The plant was “failing and in disrepair” when Bluestone purchased it, Truitt added. Since then, he said, the company has spent roughly $40 million to address the facility’s condition and is engaged “in good-faith discussions” with the Jefferson County Health Department about the permit renewal.

Bluestone Coke has not yet responded in court to the department’s lawsuit, which was filed Aug. 11. In his email, Truitt said the company was formally served with the suit yesterday and is still evaluating its allegations.

While the lawsuit received a smattering of news media attention when it was filed, Justice’s connection to Bluestone Coke has previously not been reported in this context.

The plant, more than a century old, makes coke — a distilled form of coal — used in steelmaking and foundry operations. It’s located in a part of Birmingham that’s predominantly African-American and poor.

Welcoming the health department’s crackdown was the Greater-Birmingham Alliance to Stop Pollution, or GASP, a local environmental group that called it a first step toward justice.

“A coke plant has no business being in someone’s backyard,” Michael Hansen, GASP’s executive director, said in a statement the day the suit was announced.
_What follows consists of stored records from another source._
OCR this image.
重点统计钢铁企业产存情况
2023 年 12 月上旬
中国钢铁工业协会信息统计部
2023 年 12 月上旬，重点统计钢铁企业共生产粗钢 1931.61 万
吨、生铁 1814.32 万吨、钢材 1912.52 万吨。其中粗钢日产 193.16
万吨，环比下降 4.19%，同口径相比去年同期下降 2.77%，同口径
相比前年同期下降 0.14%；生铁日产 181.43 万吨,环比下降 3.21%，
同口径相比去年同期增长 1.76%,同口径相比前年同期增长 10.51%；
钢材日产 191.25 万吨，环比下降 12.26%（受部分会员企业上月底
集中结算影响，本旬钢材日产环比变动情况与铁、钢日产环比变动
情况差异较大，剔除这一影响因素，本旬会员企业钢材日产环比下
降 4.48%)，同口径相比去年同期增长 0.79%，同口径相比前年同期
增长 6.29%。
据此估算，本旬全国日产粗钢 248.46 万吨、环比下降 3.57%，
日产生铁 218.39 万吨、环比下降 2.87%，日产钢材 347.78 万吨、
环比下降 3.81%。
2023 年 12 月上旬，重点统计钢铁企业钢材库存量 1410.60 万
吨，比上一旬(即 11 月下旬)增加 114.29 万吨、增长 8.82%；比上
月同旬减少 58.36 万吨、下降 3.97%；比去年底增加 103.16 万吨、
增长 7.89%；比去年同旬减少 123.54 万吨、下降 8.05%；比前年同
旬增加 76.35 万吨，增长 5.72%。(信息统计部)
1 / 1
The health department’s aggressive stance in this case contrasts sharply with its handling of alleged permit violations at another coke plant in the same area owned by Drummond Company Inc., a privately held coal firm.
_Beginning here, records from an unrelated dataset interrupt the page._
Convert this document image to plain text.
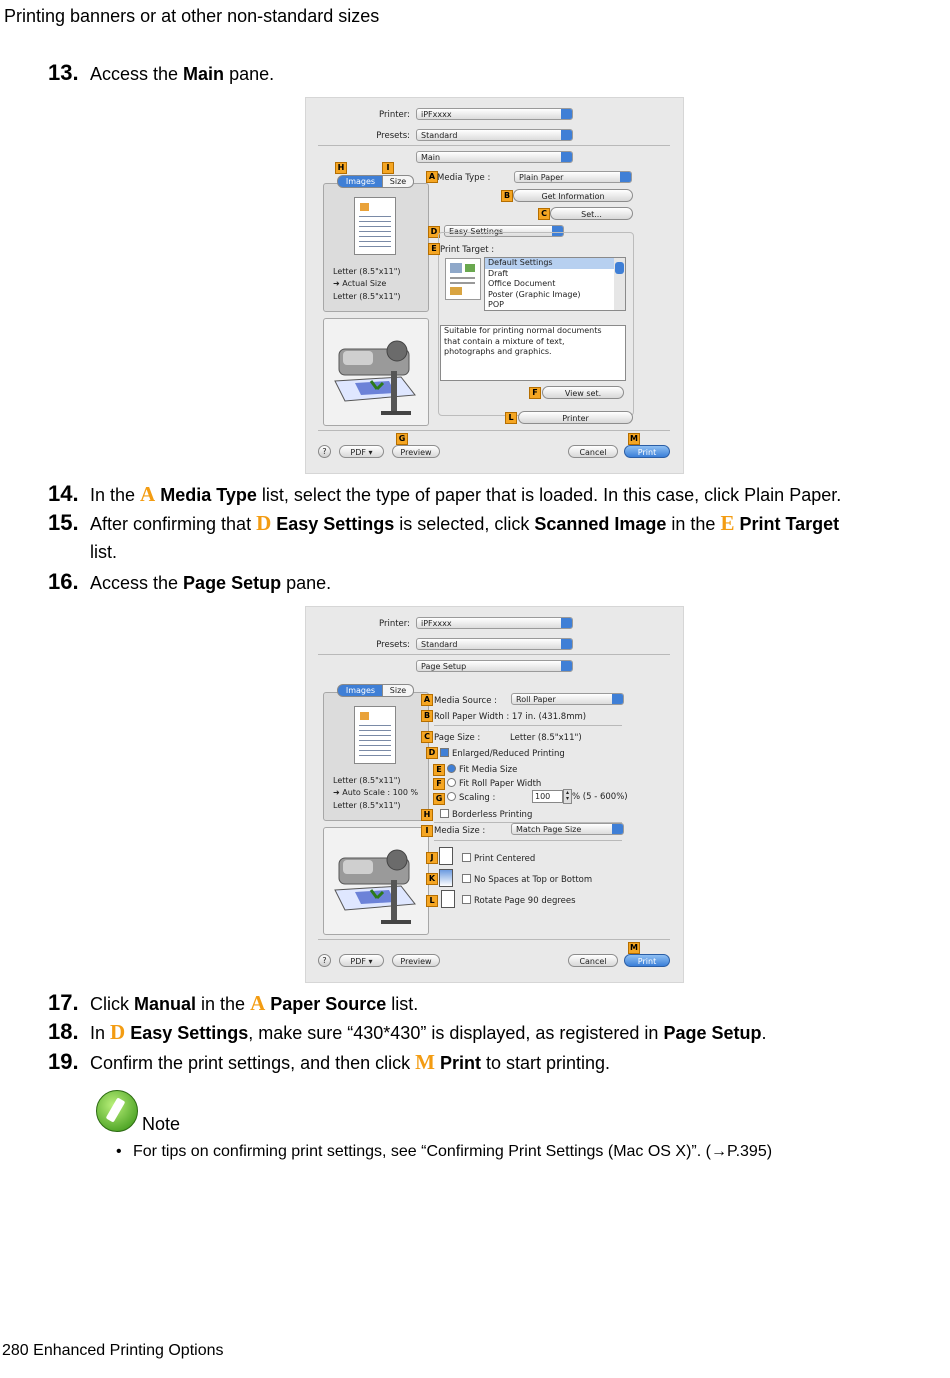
Printing banners or at other non-standard sizes
13. Access the Main pane.
Printer:	iPFxxxx
Presets:	Standard
Main
H	I
Images	Size
Letter (8.5"x11")
➜ Actual Size
Letter (8.5"x11")
A Media Type :	Plain Paper
B	Get Information
C	Set...
D	Easy Settings
E Print Target :
Default Settings
Draft
Office Document
Poster (Graphic Image)
POP
Suitable for printing normal documents that contain a mixture of text, photographs and graphics.
F	View set.
L	Printer
G	M
?	PDF ▾	Preview	Cancel	Print
14. In the A Media Type list, select the type of paper that is loaded. In this case, click Plain Paper.
15. After confirming that D Easy Settings is selected, click Scanned Image in the E Print Target
list.
16. Access the Page Setup pane.
Printer:	iPFxxxx
Presets:	Standard
Page Setup
Images	Size
Letter (8.5"x11")
➜ Auto Scale : 100 %
Letter (8.5"x11")
A Media Source :	Roll Paper
B Roll Paper Width : 17 in. (431.8mm)
C Page Size :	Letter (8.5"x11")
D	Enlarged/Reduced Printing
E	Fit Media Size
F	Fit Roll Paper Width
G	Scaling :	100	▴
▾ % (5 - 600%)
H	Borderless Printing
I Media Size :	Match Page Size
J	Print Centered
K	No Spaces at Top or Bottom
L	Rotate Page 90 degrees
M
?	PDF ▾	Preview	Cancel	Print
17. Click Manual in the A Paper Source list.
18. In D Easy Settings, make sure “430*430” is displayed, as registered in Page Setup.
19. Confirm the print settings, and then click M Print to start printing.
Note
• For tips on confirming print settings, see “Confirming Print Settings (Mac OS X)”. (→P.395)
280 Enhanced Printing Options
As E&E News reported earlier this year, health department officials for years dismissed the seriousness of problems flagged by EPA inspectors at a part of the Drummond plant that recovered byproducts of the coke-making process and at one point misleadingly assured the public that the facility was in full compliance with all rules and regulations (Greenwire, March 22).
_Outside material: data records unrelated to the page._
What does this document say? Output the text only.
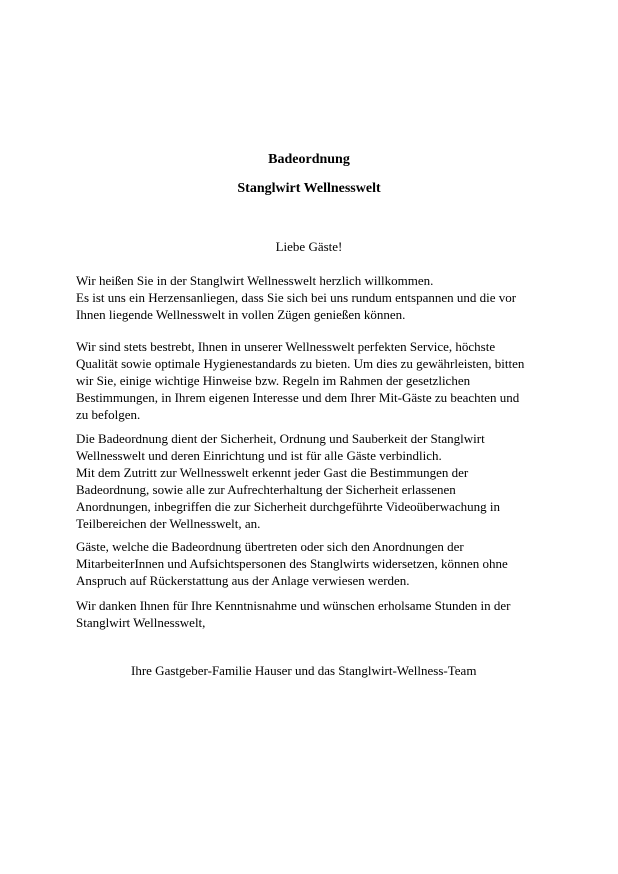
Badeordnung
Stanglwirt Wellnesswelt
Liebe Gäste!
Wir heißen Sie in der Stanglwirt Wellnesswelt herzlich willkommen.
Es ist uns ein Herzensanliegen, dass Sie sich bei uns rundum entspannen und die vor
Ihnen liegende Wellnesswelt in vollen Zügen genießen können.
Wir sind stets bestrebt, Ihnen in unserer Wellnesswelt perfekten Service, höchste
Qualität sowie optimale Hygienestandards zu bieten. Um dies zu gewährleisten, bitten
wir Sie, einige wichtige Hinweise bzw. Regeln im Rahmen der gesetzlichen
Bestimmungen, in Ihrem eigenen Interesse und dem Ihrer Mit-Gäste zu beachten und
zu befolgen.
Die Badeordnung dient der Sicherheit, Ordnung und Sauberkeit der Stanglwirt
Wellnesswelt und deren Einrichtung und ist für alle Gäste verbindlich.
Mit dem Zutritt zur Wellnesswelt erkennt jeder Gast die Bestimmungen der
Badeordnung, sowie alle zur Aufrechterhaltung der Sicherheit erlassenen
Anordnungen, inbegriffen die zur Sicherheit durchgeführte Videoüberwachung in
Teilbereichen der Wellnesswelt, an.
Gäste, welche die Badeordnung übertreten oder sich den Anordnungen der
MitarbeiterInnen und Aufsichtspersonen des Stanglwirts widersetzen, können ohne
Anspruch auf Rückerstattung aus der Anlage verwiesen werden.
Wir danken Ihnen für Ihre Kenntnisnahme und wünschen erholsame Stunden in der
Stanglwirt Wellnesswelt,
Ihre Gastgeber-Familie Hauser und das Stanglwirt-Wellness-Team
However bad the lapses at the Drummond plant, the problems at the Bluestone facility were worse, Haley Lewis, a GASP attorney, said in an interview yesterday when asked about the department’s seemingly different treatment of the two plants.

“It was just so egregious,” Lewis added. Also relevant is the fact that Justice, who is white, is an elected leader, she said.

“It just elevates the environmental justice issue that you have a wealthy public official that is further polluting an environmental justice community with reckless abandon,” Lewis said.

Two years ago, Justice’s son had heralded a brighter future in announcing Bluestone Resources’ purchase of the plant from ERP Compliant Coke LLC. “This deal is a great development,” Jay Justice said in a news release indicating that the plant’s workforce then totaled more than 200 employees.

“I’ve had the pleasure of getting to know some of the people who work at the plant,” Jay Justice said. “They’re great, hardworking people, and I couldn’t be prouder to lend our name to their operation. At a time when other coal mining companies are filing for bankruptcy, we’re employing hundreds and putting people back to work.”